Aebersold noted that a similar issue arose several years ago in the case of two high-profile mass spec experiments published in Nature that used conventional data dependent-acquisition analyses to put together what the authors described at the time as nearly complete profiles of the human proteome.

Those analyses, one performed by a team led by Johns Hopkins University researcher Akhilesh Pandey and the other by a team led by Technical University of Munich researcher Bernhard Kuster, came under criticism by many in the proteomics community for using methods that may have led them to overstate the number of quality protein identifications supported by their data.

Among the issues cited by outside researchers was the fact that combining many different datasets can lead to a significant increase in false positive identification rates that must be accounted for, a situation more recently observed by Aebersold and his colleagues in their DIA reproducibility study.

Aebersold gave as an example a theoretical mass spec run that identified 10,000 peptides with a false discovery rate of 1 percent. In such an experiment, you would expect 9,900 of these identified peptides to be accurately identified and 100 of the 10,000 identifications to be incorrect. If you were to do another run also at an FDR of 1 percent, you would likewise expect to make 9,900 true identifications and 100 false ones. However, while the 9,900 true identifications would by and large be the same given that these are the peptides actually present in the sample, the 100 false identifications would like be different from the 100 falsely identified peptides from the first run.

"If you have just three or five runs, this is not really an issue," Aebersold said. On the other hand, "if you have hundreds of runs and there are 100 false positives in every run, then that will accumulate into a very large number."

Aebersold noted that this problem is actually somewhat less challenging for DIA than it is for DDA approaches due to the fact that DIA matches peptides to a discrete library while DDA infers proteins based on the peptides the mass spectrometer stochastically selects in a given run.

As such, for DIA "you are not going to have in every run an independent set of peptides, because in every run that you compile you assume the peptides identified are a subset of those in the library," he said.

There is the question, though, of how expansive a library a study uses, Aebersold said, noting that the more expansive a library, the more stringently researchers need to control an experiment's FDR.

If, for instance, a DIA study uses a library generated from only the specific sample being studied, false positives are less of a problem, he said. "There you have a library that only consists of peptides that you know are in your sample, so the issue of false positive identifications is drastically reduced."

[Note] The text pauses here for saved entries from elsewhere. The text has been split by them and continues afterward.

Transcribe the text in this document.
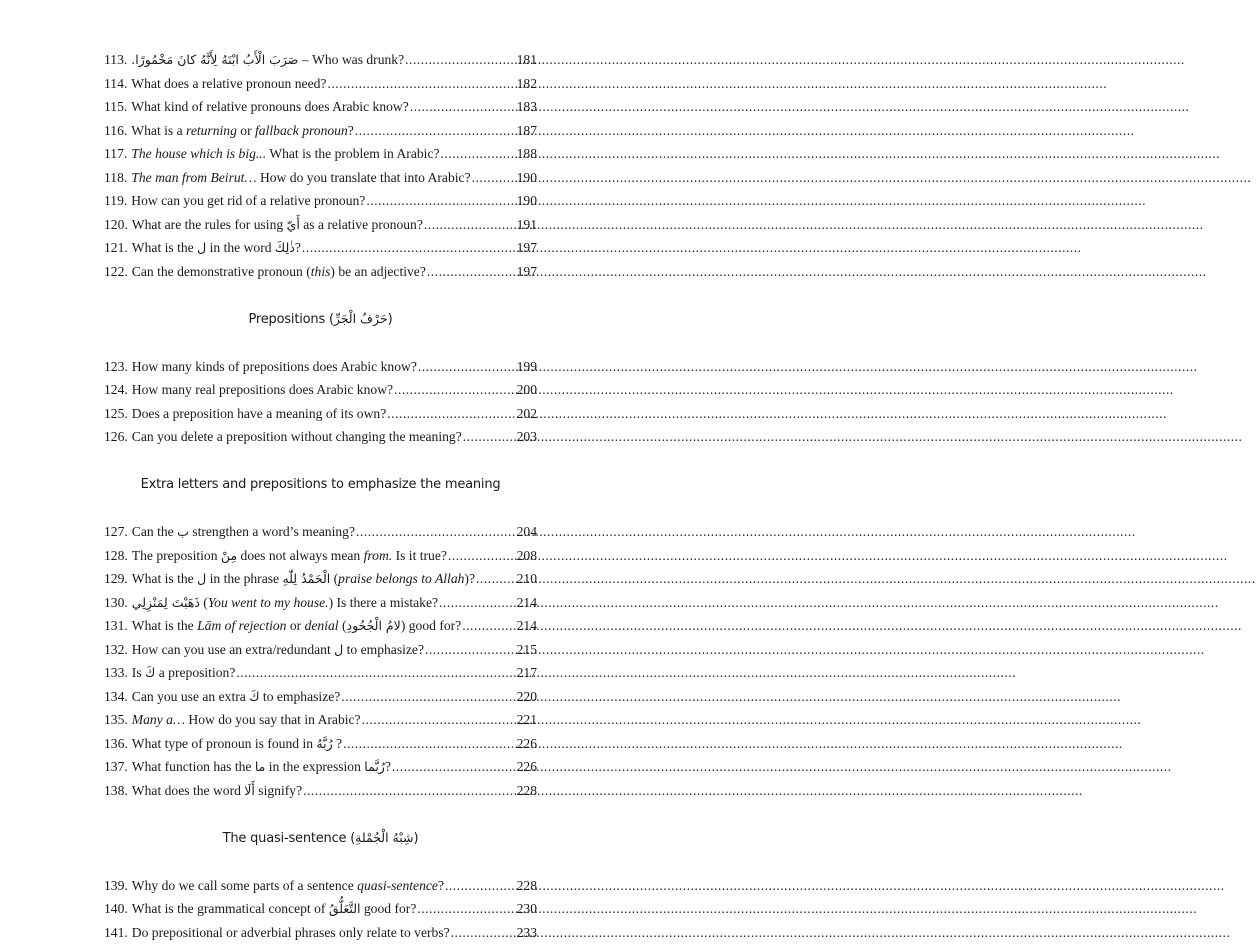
113. صَرَبَ الْأَبُ ابْنَهُ لِأَنَّهُ كانَ مَخْمُورًا. – Who was drunk? .....	181
114. What does a relative pronoun need? .....	182
115. What kind of relative pronouns does Arabic know? .....	183
116. What is a returning or fallback pronoun? .....	187
117. The house which is big... What is the problem in Arabic? .....	188
118. The man from Beirut… How do you translate that into Arabic? .....	190
119. How can you get rid of a relative pronoun? .....	190
120. What are the rules for using أَيّ as a relative pronoun? .....	191
121. What is the ل in the word ذٰلِكَ? .....	197
122. Can the demonstrative pronoun (this) be an adjective? .....	197
Prepositions (حَرْفُ الْجَرِّ)
123. How many kinds of prepositions does Arabic know? .....	199
124. How many real prepositions does Arabic know? .....	200
125. Does a preposition have a meaning of its own? .....	202
126. Can you delete a preposition without changing the meaning? .....	203
Extra letters and prepositions to emphasize the meaning
127. Can the ب strengthen a word’s meaning? .....	204
128. The preposition مِنْ does not always mean from. Is it true? .....	208
129. What is the ل in the phrase الْحَمْدُ لِلّٰهِ (praise belongs to Allah)? .....	210
130. ذَهَبْتَ لِمَنْزِلِي (You went to my house.) Is there a mistake? .....	214
131. What is the Lām of rejection or denial (لامُ الْجُحُودِ) good for? .....	214
132. How can you use an extra/redundant ل to emphasize? .....	215
133. Is كَ a preposition? .....	217
134. Can you use an extra كَ to emphasize? .....	220
135. Many a… How do you say that in Arabic? .....	221
136. What type of pronoun is found in رُبَّهُ ? .....	226
137. What function has the ما in the expression رُبَّما? .....	226
138. What does the word أَلَا signify? .....	228
The quasi-sentence (شِبْهُ الْجُمْلةِ)
139. Why do we call some parts of a sentence quasi-sentence? .....	228
140. What is the grammatical concept of التَّعَلُّقُ good for? .....	230
141. Do prepositional or adverbial phrases only relate to verbs? .....	233
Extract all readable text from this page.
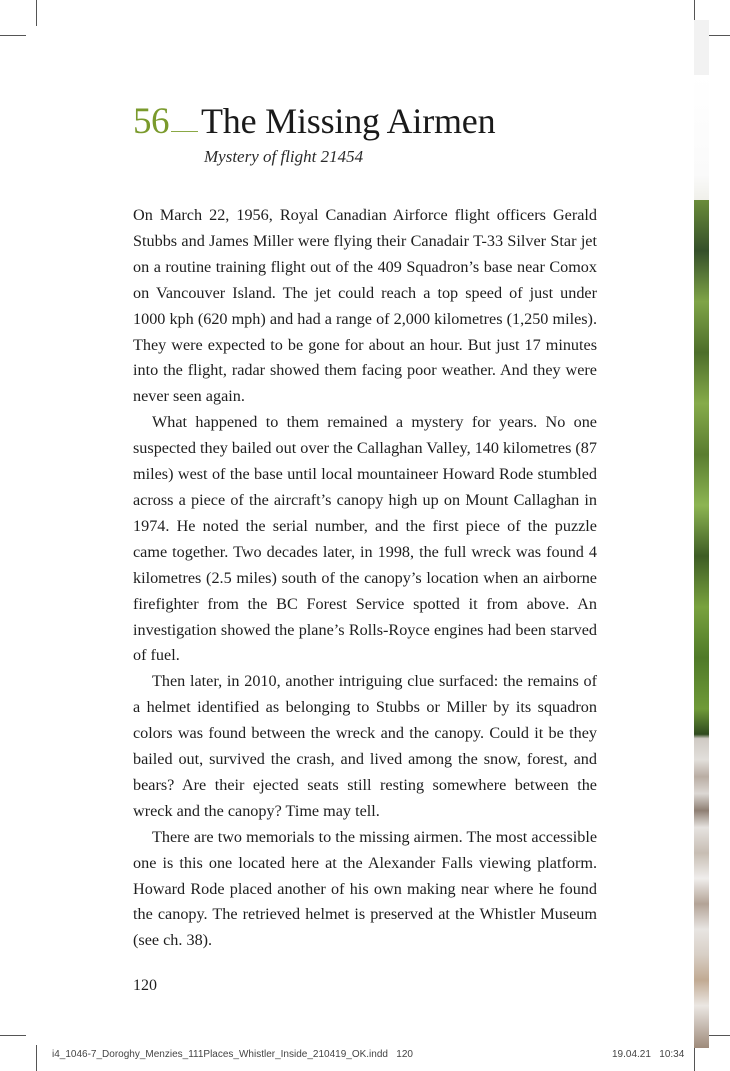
56 The Missing Airmen
Mystery of flight 21454

On March 22, 1956, Royal Canadian Airforce flight officers Gerald Stubbs and James Miller were flying their Canadair T-33 Silver Star jet on a routine training flight out of the 409 Squadron’s base near Comox on Vancouver Island. The jet could reach a top speed of just under 1000 kph (620 mph) and had a range of 2,000 kilometres (1,250 miles). They were expected to be gone for about an hour. But just 17 minutes into the flight, radar showed them facing poor weather. And they were never seen again.

What happened to them remained a mystery for years. No one suspected they bailed out over the Callaghan Valley, 140 kilometres (87 miles) west of the base until local mountaineer Howard Rode stumbled across a piece of the aircraft’s canopy high up on Mount Callaghan in 1974. He noted the serial number, and the first piece of the puzzle came together. Two decades later, in 1998, the full wreck was found 4 kilometres (2.5 miles) south of the canopy’s location when an airborne firefighter from the BC Forest Service spotted it from above. An investigation showed the plane’s Rolls-Royce engines had been starved of fuel.

Then later, in 2010, another intriguing clue surfaced: the remains of a helmet identified as belonging to Stubbs or Miller by its squadron colors was found between the wreck and the canopy. Could it be they bailed out, survived the crash, and lived among the snow, forest, and bears? Are their ejected seats still resting somewhere between the wreck and the canopy? Time may tell.

There are two memorials to the missing airmen. The most accessible one is this one located here at the Alexander Falls viewing platform. Howard Rode placed another of his own making near where he found the canopy. The retrieved helmet is preserved at the Whistler Museum (see ch. 38).

120
i4_1046-7_Doroghy_Menzies_111Places_Whistler_Inside_210419_OK.indd   120	19.04.21   10:34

But using this sort of narrow or "local" library, as Aebersold and his co-authors termed it, could lead researchers to miss proteins.

"If, say, you have a clinical cohort of controls and cancer cases and you generated your library from the control tissue, then some of the cancer cases might express a protein or several proteins that are not in your library, and you would miss these proteins," he said.

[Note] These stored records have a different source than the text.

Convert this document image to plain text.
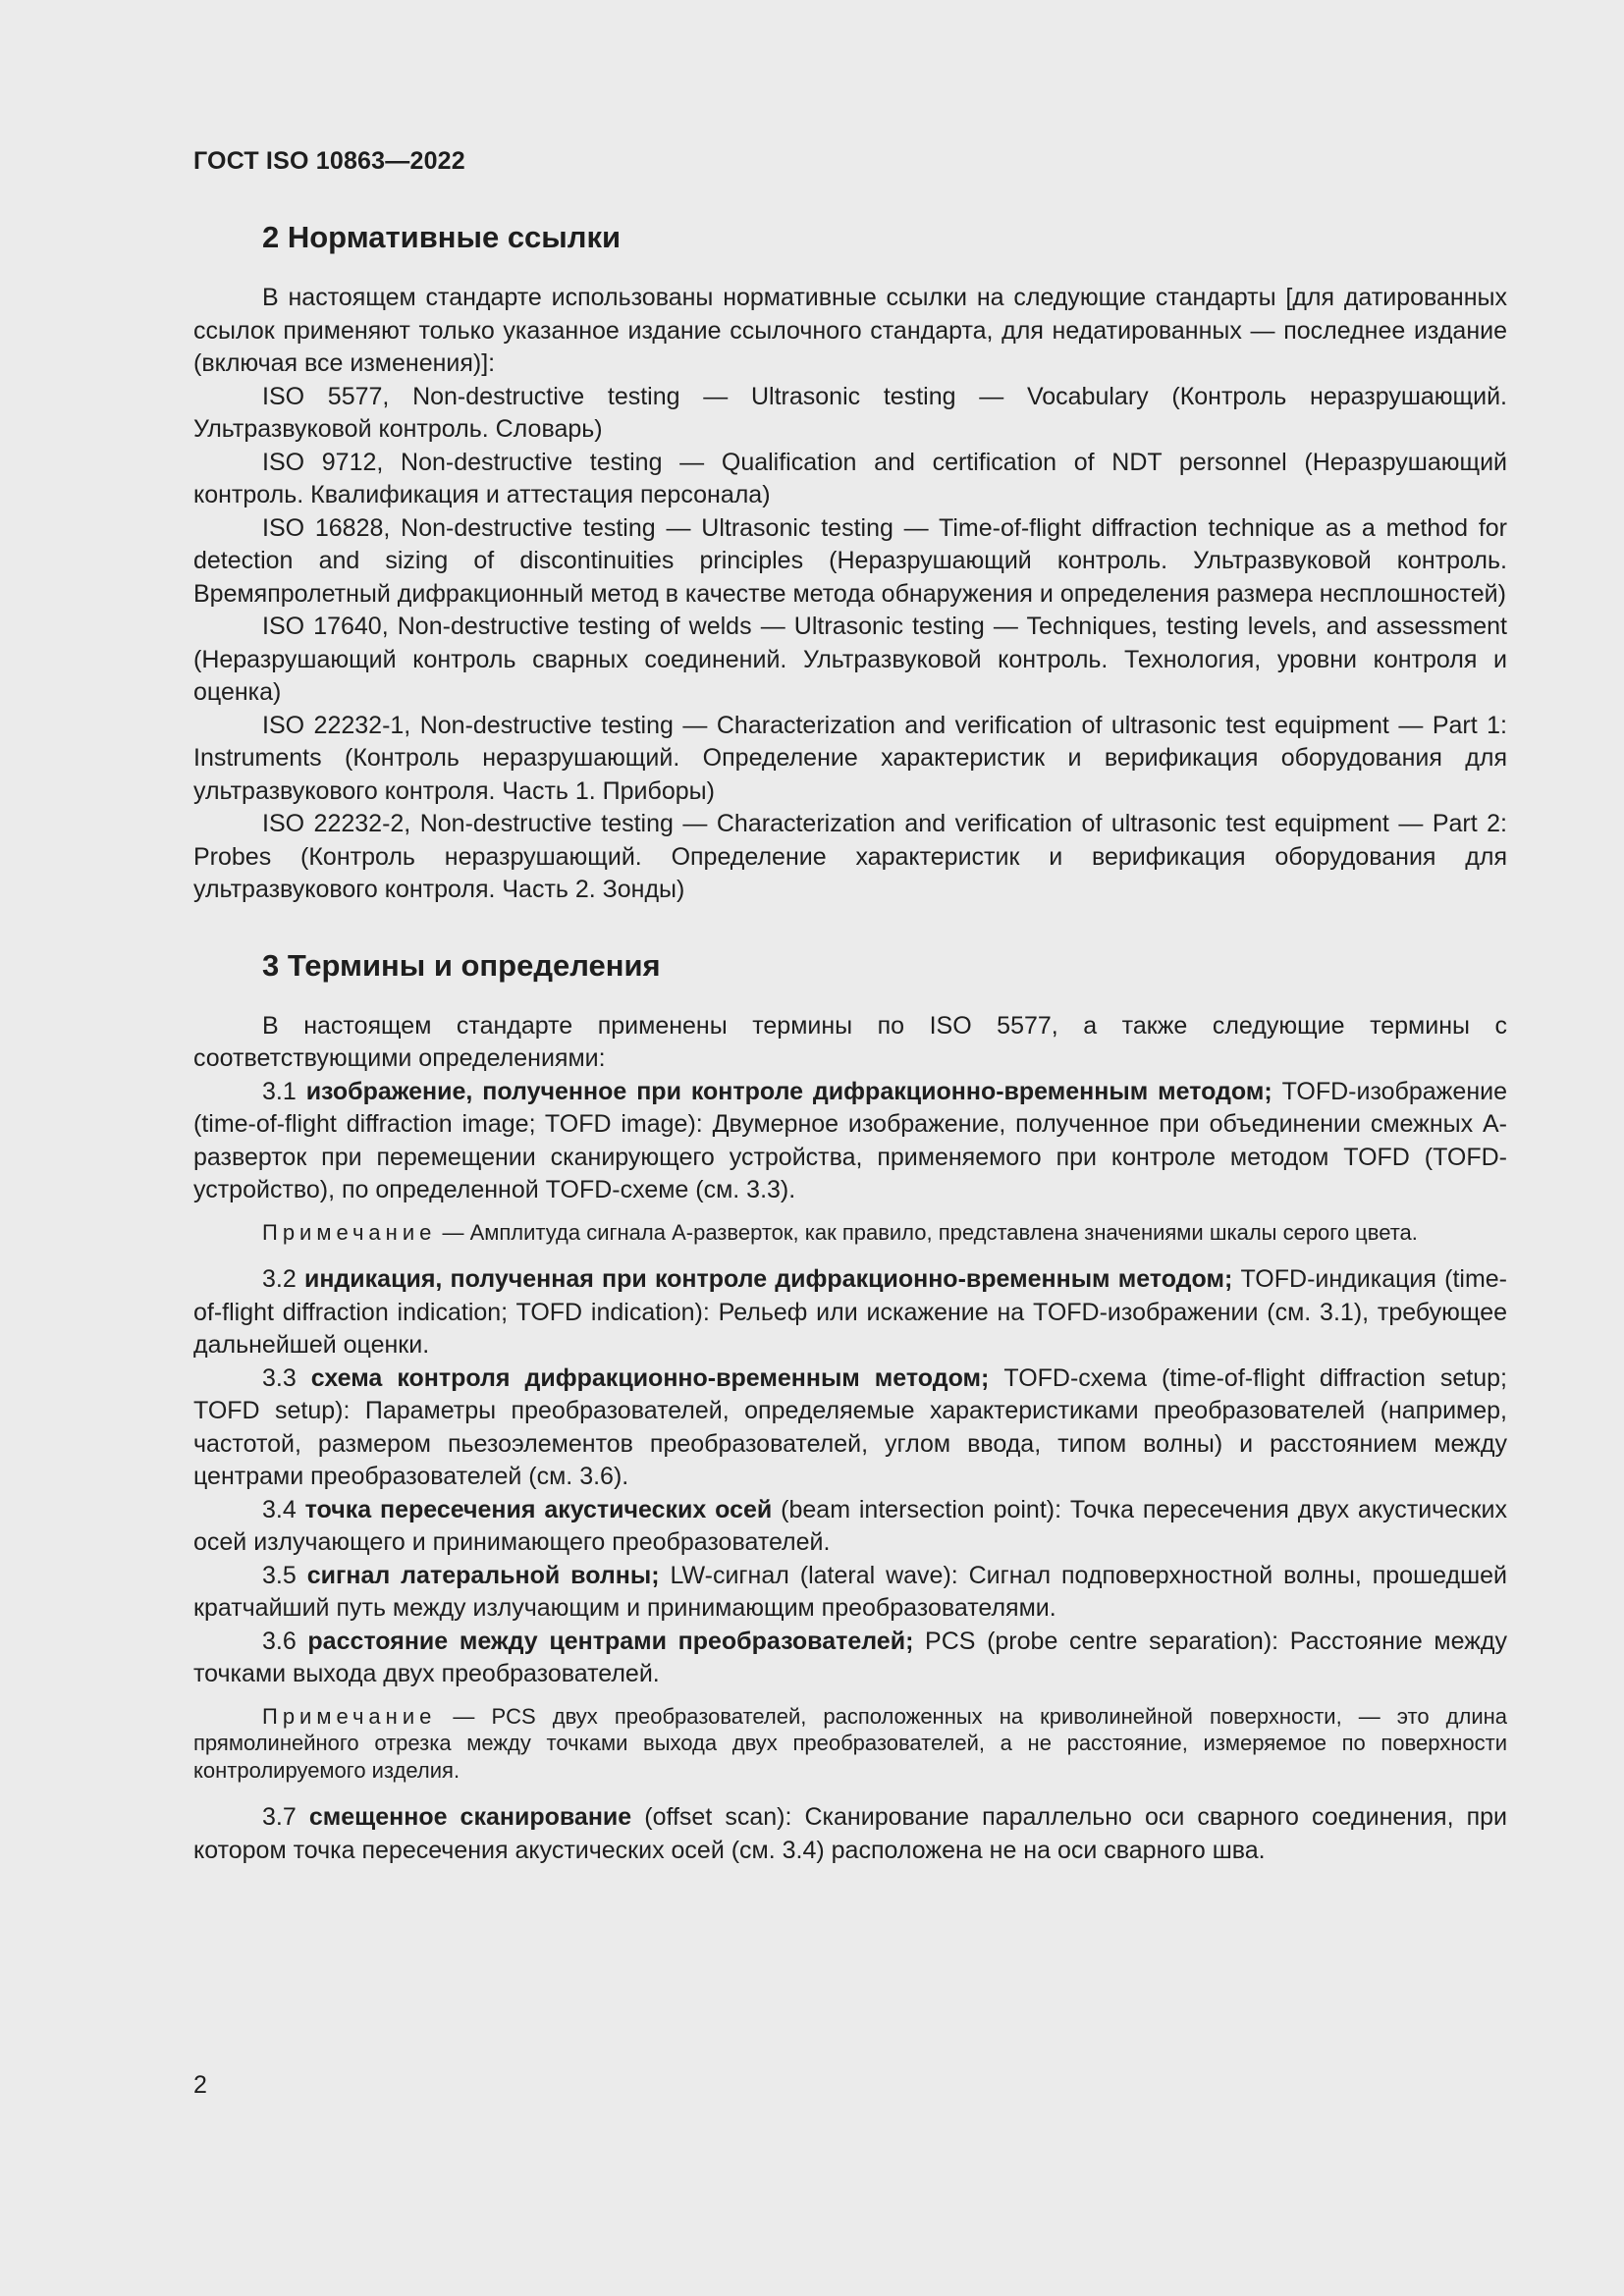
ГОСТ ISO 10863—2022
2 Нормативные ссылки

В настоящем стандарте использованы нормативные ссылки на следующие стандарты [для датированных ссылок применяют только указанное издание ссылочного стандарта, для недатированных — последнее издание (включая все изменения)]:

ISO 5577, Non-destructive testing — Ultrasonic testing — Vocabulary (Контроль неразрушающий. Ультразвуковой контроль. Словарь)

ISO 9712, Non-destructive testing — Qualification and certification of NDT personnel (Неразрушающий контроль. Квалификация и аттестация персонала)

ISO 16828, Non-destructive testing — Ultrasonic testing — Time-of-flight diffraction technique as a method for detection and sizing of discontinuities principles (Неразрушающий контроль. Ультразвуковой контроль. Времяпролетный дифракционный метод в качестве метода обнаружения и определения размера несплошностей)

ISO 17640, Non-destructive testing of welds — Ultrasonic testing — Techniques, testing levels, and assessment (Неразрушающий контроль сварных соединений. Ультразвуковой контроль. Технология, уровни контроля и оценка)

ISO 22232-1, Non-destructive testing — Characterization and verification of ultrasonic test equipment — Part 1: Instruments (Контроль неразрушающий. Определение характеристик и верификация оборудования для ультразвукового контроля. Часть 1. Приборы)

ISO 22232-2, Non-destructive testing — Characterization and verification of ultrasonic test equipment — Part 2: Probes (Контроль неразрушающий. Определение характеристик и верификация оборудования для ультразвукового контроля. Часть 2. Зонды)

3 Термины и определения

В настоящем стандарте применены термины по ISO 5577, а также следующие термины с соответствующими определениями:

3.1 изображение, полученное при контроле дифракционно-временным методом; TOFD-изображение (time-of-flight diffraction image; TOFD image): Двумерное изображение, полученное при объединении смежных А-разверток при перемещении сканирующего устройства, применяемого при контроле методом TOFD (TOFD-устройство), по определенной TOFD-схеме (см. 3.3).

Примечание — Амплитуда сигнала А-разверток, как правило, представлена значениями шкалы серого цвета.

3.2 индикация, полученная при контроле дифракционно-временным методом; TOFD-индикация (time-of-flight diffraction indication; TOFD indication): Рельеф или искажение на TOFD-изображении (см. 3.1), требующее дальнейшей оценки.

3.3 схема контроля дифракционно-временным методом; TOFD-схема (time-of-flight diffraction setup; TOFD setup): Параметры преобразователей, определяемые характеристиками преобразователей (например, частотой, размером пьезоэлементов преобразователей, углом ввода, типом волны) и расстоянием между центрами преобразователей (см. 3.6).

3.4 точка пересечения акустических осей (beam intersection point): Точка пересечения двух акустических осей излучающего и принимающего преобразователей.

3.5 сигнал латеральной волны; LW-сигнал (lateral wave): Сигнал подповерхностной волны, прошедшей кратчайший путь между излучающим и принимающим преобразователями.

3.6 расстояние между центрами преобразователей; PCS (probe centre separation): Расстояние между точками выхода двух преобразователей.

Примечание — PCS двух преобразователей, расположенных на криволинейной поверхности, — это длина прямолинейного отрезка между точками выхода двух преобразователей, а не расстояние, измеряемое по поверхности контролируемого изделия.

3.7 смещенное сканирование (offset scan): Сканирование параллельно оси сварного соединения, при котором точка пересечения акустических осей (см. 3.4) расположена не на оси сварного шва.

2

Aebersold suggested that, broadly speaking, the two approaches provide largely similar results.

"You can have a very expansive library and you can control the FDR and basically the inflation of false positives but you just have to be more conservative in the scoring [of identifications]," he said. Whereas, "if you have a library that only consists of peptides that you know are in your sample, then the issue of false positive identifications is drastically reduced, but you might miss proteins."

The Nature Methods authors suggested that additional work could help further refine DIA search approaches.

"It might be interesting for future applications to consider strategies for reducing the query space to provide an optimal tradeoff between proteome coverage and the fraction of undetectable targets," they wrote.

More immediately, Aebersold said the work is aimed at getting out in front of what will likely become a more common issue as researchers put together larger and larger DIA datasets.

"We thought it would be useful now that an increasing number of people use DIA methods to analyze the issues and discuss the problems and provide solutions," he said.